Nintendo Wii U: Verdict
Our lasting impressions were that there is still work to be done in terms of some of the integration with third party titles, and with pricing yet to be announced it is difficult to say if the Wii U will have hardcore gamer appeal.
Crucially, Nintendo has tweaked the design of the GamePad to make it more comfortable to use and with a wide range of games embracing the Wii U, it has the tools to be a success. It just needs to make sure that the Wii U message to the gamers is clear when it finally launches.
Our jottings from the Wii U's previous outing at E3 2011.....
Nintendo says that this new machine is a revolutionary console and controller duo designed to be “something for everyone,” which in our opinion simply means packing the motion-control aspects of the Wii while also bringing what’s expected (a full compliment of controls and joysticks, for example) for core game styles like shooters and sports titles.
With that mission statement in mind, you’d expect things to be graphically up to muster. They are. HD is a welcome (if late) addition, for one.

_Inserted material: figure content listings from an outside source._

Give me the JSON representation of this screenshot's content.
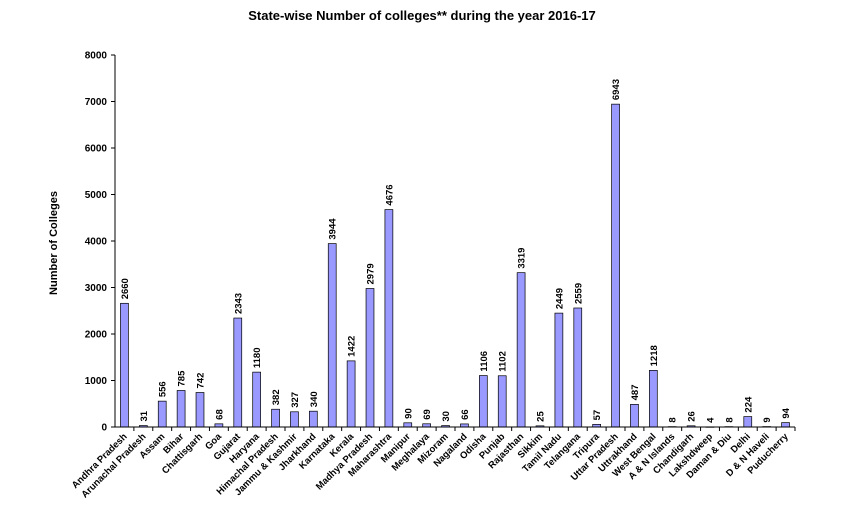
{
  "chart_data": {
    "type": "bar",
    "title": "State-wise Number of colleges** during the year 2016-17",
    "xlabel": "",
    "ylabel": "Number of Colleges",
    "ylim": [
      0,
      8000
    ],
    "yticks": [
      0,
      1000,
      2000,
      3000,
      4000,
      5000,
      6000,
      7000,
      8000
    ],
    "grid": false,
    "legend": "none",
    "bar_color": "#9999ff",
    "categories": [
      "Andhra Pradesh",
      "Arunachal Pradesh",
      "Assam",
      "Bihar",
      "Chattisgarh",
      "Goa",
      "Gujarat",
      "Haryana",
      "Himachal Pradesh",
      "Jammu & Kashmir",
      "Jharkhand",
      "Karnataka",
      "Kerala",
      "Madhya Pradesh",
      "Maharashtra",
      "Manipur",
      "Meghalaya",
      "Mizoram",
      "Nagaland",
      "Odisha",
      "Punjab",
      "Rajasthan",
      "Sikkim",
      "Tamil Nadu",
      "Telangana",
      "Tripura",
      "Uttar Pradesh",
      "Uttrakhand",
      "West Bengal",
      "A & N Islands",
      "Chandigarh",
      "Lakshdweep",
      "Daman & Diu",
      "Delhi",
      "D & N Haveli",
      "Puducherry"
    ],
    "values": [
      2660,
      31,
      556,
      785,
      742,
      68,
      2343,
      1180,
      382,
      327,
      340,
      3944,
      1422,
      2979,
      4676,
      90,
      69,
      30,
      66,
      1106,
      1102,
      3319,
      25,
      2449,
      2559,
      57,
      6943,
      487,
      1218,
      8,
      26,
      4,
      8,
      224,
      9,
      94
    ]
  }
}
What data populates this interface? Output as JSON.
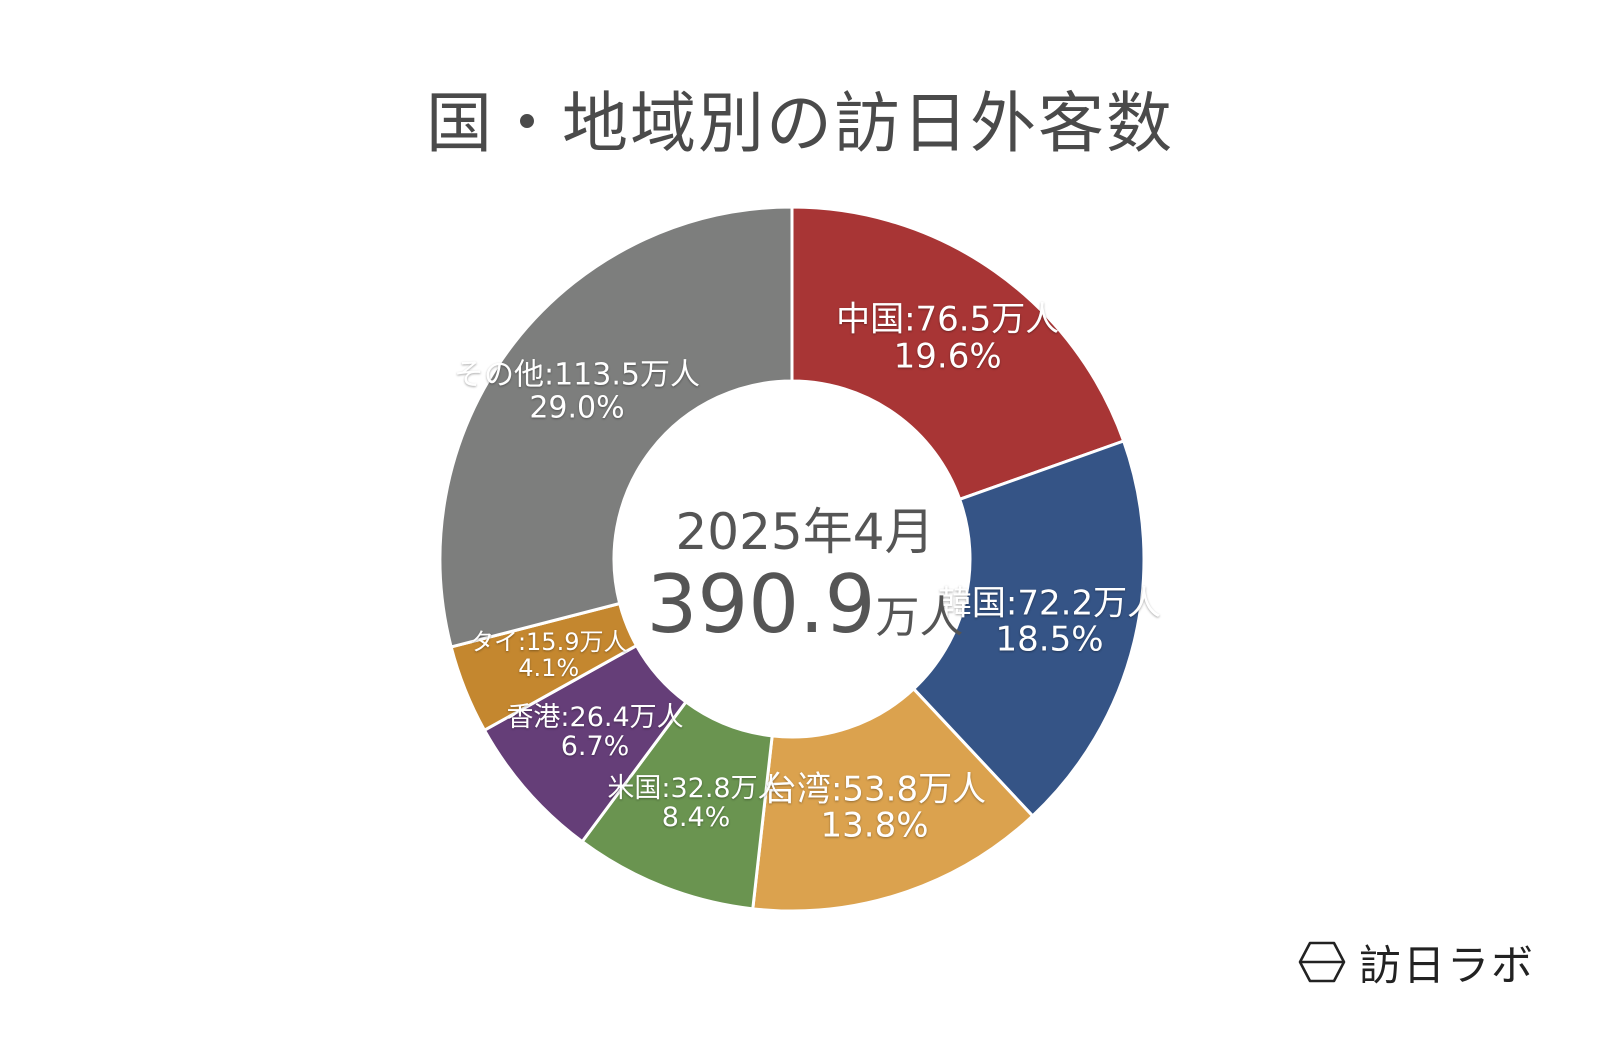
{
  "title": "国・地域別の訪日外客数",
  "center": {
    "period": "2025年4月",
    "total_value": "390.9",
    "total_unit": "万人"
  },
  "brand": {
    "name": "訪日ラボ",
    "logo_icon": "hexagon-logo-icon"
  },
  "chart_data": {
    "type": "pie",
    "variant": "donut",
    "unit": "万人",
    "total": 390.9,
    "slices": [
      {
        "name": "中国",
        "value": 76.5,
        "percent": 19.6,
        "color": "#a83535",
        "label": "中国:76.5万人",
        "percent_label": "19.6%"
      },
      {
        "name": "韓国",
        "value": 72.2,
        "percent": 18.5,
        "color": "#355486",
        "label": "韓国:72.2万人",
        "percent_label": "18.5%"
      },
      {
        "name": "台湾",
        "value": 53.8,
        "percent": 13.8,
        "color": "#dba24e",
        "label": "台湾:53.8万人",
        "percent_label": "13.8%"
      },
      {
        "name": "米国",
        "value": 32.8,
        "percent": 8.4,
        "color": "#6a9450",
        "label": "米国:32.8万人",
        "percent_label": "8.4%"
      },
      {
        "name": "香港",
        "value": 26.4,
        "percent": 6.7,
        "color": "#653e78",
        "label": "香港:26.4万人",
        "percent_label": "6.7%"
      },
      {
        "name": "タイ",
        "value": 15.9,
        "percent": 4.1,
        "color": "#c4872f",
        "label": "タイ:15.9万人",
        "percent_label": "4.1%"
      },
      {
        "name": "その他",
        "value": 113.5,
        "percent": 29.0,
        "color": "#7d7e7d",
        "label": "その他:113.5万人",
        "percent_label": "29.0%"
      }
    ]
  }
}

The first tech demo we saw was of a bird flying around a large colonial Japanese garden, and it was stunning. The controller tilted the camera in real time, proving that what was on screen was in fact in-game footage, and as rain fell on the garden it soaked the bird’s plumage and reflected in its beady eye.
While it was all undoubtedly very pretty, it was hard to tell exactly how powerful the machine is because even the most demanding tech demo still had that Nintendo ‘cartooniness’ about it.
We’d have loved to have seen something like CoD running, just to see how real the ‘New Console’ could make things. That said, initial impressions were that it’s a hugely powerful console with bundles of potential.
Nintendo Wii U: Multiplayer
Further Wii U demos were all about showing how having one new controller and multiple Wiimotes added a new angle to local multiplayer.
If you’ve got a screen that no one else can see, for example, that gives you an edge, while your opponents can have a different viewpoint that you won’t see, which in turn gives them a different edge. It became obvious that Nintendo was pushing this set up: one new controller and multiple Wiimotes.
The games we played were fun, but the whole thing seemed like a bit of an effort to hide the fact that additional ‘new’ controllers will clearly be pretty expensive and that offline, 4-player Metroid where each player has their own will be an unlikely home setup for most as a result.
It’s also fairly obvious that, considering the processing power and the impressiveness of the inbuilt screen, the controller will be a power-hungry beast that’ll do doubt need some fairly frequent charging.
Nintendo Wii U: Controls
Brushing those points aside, we have to say that we were impressed. While it’s odd that the display on the new controller doesn’t boast the same 3D tech as found on the Nintendo 3DS - a point they refused to comment on - it’s still vivid and bright, despite not offering the ‘HD Experience’ that Ninty is so proud of bringing to your TV.
It’s also great to see a pair of thumbsticks and trigger buttons, too, as it opens the door to less gimmicky titles that hardcore gamers bemoaned the lack of on the Wii.
The motion control aspects were seamless, responsive and new, but we’re unsure what part, if any, the front cagin camera played.
This is probably something for developers to explore, but at this stage we don’t know whether it’ll be used for things like video calling, or more intricate applications like eye-tracking.
The fact that it’s a touchscreen was almost a moot point, given that it was only ever used in a ‘Touch to begin’ capacity.
The controller can be used in lieu of a TV all together, so that one person can play while another watches Eastenders. With this, we really can see a shift in the way a home console operates, especially if the wireless range is big enough to allow play in other areas of the house.